The chapel itself is nothing but a small plain room in what was once the railway station. Windowless, but lit by dozens of candles. And almost immediately I felt quite at home there – or as close to it as I've got these past few months. Around the walls were Eastern icons, with all their gold leaf and luminous blues and greens. And perhaps in the end that's all you need – the dark, the warmth. The candlelight, and the smell of hot wax. And some focus, such as an altar. Or the odd icon or two, to catch the light.

As I sat there, I began to appreciate how I was having a little moment of stillness, and I remember vaguely wondering if there were going to be tears. They seemed like the right sort of conditions. I can't say I would have minded. A good old cry, as I'm sure I've already noted, will sometimes do me the power of good. But it seemed there weren't. It was just a little peace that I was having. A little meditation. Some sense of stillness. And calm.

I've no idea how long I sat there. Ten minutes? Maybe more. And perhaps the fact that when I finally emerged from the chapel I was feeling a little light-headed contributed to the weirdness which followed. I was just standing around, stretching my legs. But as I stood there, with my mind still filled with candlelight, I thought I saw something in the distance – something in the drizzle, down the way.

If there had been singing, or prayers, or chanting I might have understood a little sooner. But all I heard were the muffled sound of footfalls – the sound of movement – as
a band of thirty or forty souls slowly headed towards me.

As they grew nearer I felt the weight of their silence. There was nothing but their relentless collective shuffle. And even the children who walked along, holding the hands of their mothers and fathers, were solemnly mute. The silence hung over the whole party like a shroud.

And now I could see how one of the men carried in his arms a statue of Mary, clamped to his chest and tilted slightly, as if it was something he'd just picked up along the way. And someone else held a staff, with a brass cross at the tip. Their progress was made even stranger by the fact that nobody looked to left or right. They all kept their eyes fixed most concertedly on the road ahead. So that as they passed I had the sense that I had been quietly annihilated. Or that I was but a ghost to them.

All except for one – a little toddler, of about eighteen months or so, who was being carried in his mother's arms. He had his own eerie calm about him. And I couldn't help but notice how he held his hands in that same strange way – as if in mid-genuflection – as the apostles in the church in Salthouse. And just as Jesus does in all the statues of Mary and child.
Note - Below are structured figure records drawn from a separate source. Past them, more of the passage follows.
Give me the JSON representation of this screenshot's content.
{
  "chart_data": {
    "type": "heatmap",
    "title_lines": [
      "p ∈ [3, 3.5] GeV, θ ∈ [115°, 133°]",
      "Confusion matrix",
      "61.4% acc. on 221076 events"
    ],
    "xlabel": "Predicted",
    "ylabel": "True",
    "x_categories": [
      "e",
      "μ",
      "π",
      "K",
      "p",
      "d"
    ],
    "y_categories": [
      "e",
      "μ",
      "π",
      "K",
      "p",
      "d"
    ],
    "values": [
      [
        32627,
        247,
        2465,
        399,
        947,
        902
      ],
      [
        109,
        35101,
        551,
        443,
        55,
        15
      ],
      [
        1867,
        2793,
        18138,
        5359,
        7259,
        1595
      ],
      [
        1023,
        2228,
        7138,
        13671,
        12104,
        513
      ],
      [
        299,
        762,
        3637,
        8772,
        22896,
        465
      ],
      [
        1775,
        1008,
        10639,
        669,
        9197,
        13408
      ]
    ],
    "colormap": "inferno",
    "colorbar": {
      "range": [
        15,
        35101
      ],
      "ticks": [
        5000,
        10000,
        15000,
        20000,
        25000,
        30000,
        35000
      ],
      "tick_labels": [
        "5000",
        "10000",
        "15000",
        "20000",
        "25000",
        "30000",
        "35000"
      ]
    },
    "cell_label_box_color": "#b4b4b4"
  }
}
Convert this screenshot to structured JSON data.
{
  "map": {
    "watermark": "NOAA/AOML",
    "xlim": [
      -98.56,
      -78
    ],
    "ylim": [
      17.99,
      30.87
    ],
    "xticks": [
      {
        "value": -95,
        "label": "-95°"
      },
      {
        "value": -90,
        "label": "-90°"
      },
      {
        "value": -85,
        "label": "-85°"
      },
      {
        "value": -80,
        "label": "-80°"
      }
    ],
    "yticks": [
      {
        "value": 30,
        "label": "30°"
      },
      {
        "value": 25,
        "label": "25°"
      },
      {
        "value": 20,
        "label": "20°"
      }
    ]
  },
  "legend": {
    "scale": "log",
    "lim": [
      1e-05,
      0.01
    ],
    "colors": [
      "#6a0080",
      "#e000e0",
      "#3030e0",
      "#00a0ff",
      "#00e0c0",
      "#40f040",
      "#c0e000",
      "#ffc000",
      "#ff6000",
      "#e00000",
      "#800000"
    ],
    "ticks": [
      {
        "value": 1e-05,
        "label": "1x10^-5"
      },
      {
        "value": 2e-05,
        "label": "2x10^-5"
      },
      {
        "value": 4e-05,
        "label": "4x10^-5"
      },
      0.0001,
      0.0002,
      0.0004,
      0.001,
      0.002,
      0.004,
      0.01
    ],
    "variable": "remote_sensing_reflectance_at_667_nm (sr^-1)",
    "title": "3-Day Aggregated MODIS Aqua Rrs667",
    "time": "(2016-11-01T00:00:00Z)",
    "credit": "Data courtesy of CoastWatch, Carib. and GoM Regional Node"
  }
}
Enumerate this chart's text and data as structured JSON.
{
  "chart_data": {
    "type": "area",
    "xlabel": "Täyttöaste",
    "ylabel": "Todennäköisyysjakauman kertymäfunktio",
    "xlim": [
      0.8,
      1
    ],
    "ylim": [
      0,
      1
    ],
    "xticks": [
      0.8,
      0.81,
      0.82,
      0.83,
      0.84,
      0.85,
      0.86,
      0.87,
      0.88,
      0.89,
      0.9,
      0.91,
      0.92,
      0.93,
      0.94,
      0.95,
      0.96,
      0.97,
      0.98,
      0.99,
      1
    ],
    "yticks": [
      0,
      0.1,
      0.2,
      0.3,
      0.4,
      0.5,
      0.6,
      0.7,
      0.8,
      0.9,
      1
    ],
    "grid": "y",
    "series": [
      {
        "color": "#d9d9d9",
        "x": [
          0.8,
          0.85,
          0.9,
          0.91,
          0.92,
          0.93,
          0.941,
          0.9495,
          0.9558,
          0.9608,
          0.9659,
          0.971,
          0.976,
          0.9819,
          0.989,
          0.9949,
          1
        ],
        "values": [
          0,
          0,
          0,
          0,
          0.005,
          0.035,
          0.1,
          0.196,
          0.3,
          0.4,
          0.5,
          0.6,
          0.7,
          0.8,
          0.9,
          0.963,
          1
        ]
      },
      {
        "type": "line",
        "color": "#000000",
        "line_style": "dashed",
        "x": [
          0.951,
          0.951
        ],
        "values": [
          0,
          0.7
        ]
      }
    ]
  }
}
As the group crept quietly by the child saw me and stared straight at me. He even turned in his mother's arms to keep his eyes on me. I'll be honest, the little fellow quite frightened the life out of me. I was convinced that, any minute, his little lips would part, he'd point a pudgy little finger at me and cry out, ‘Adulterer' … or … ‘Degenerate'.

Anyway, the silent throng carried on their way and
finally disappeared around the corner. I stood in the road, quite stunned. I have to say I didn't hang about much after that. I was in my car and out of there in next to no time. And the moment I got back to the village I went straight round to the Nelson and had a half of Woodforde's Wherry, chased down with a large brandy, just to settle my nerves.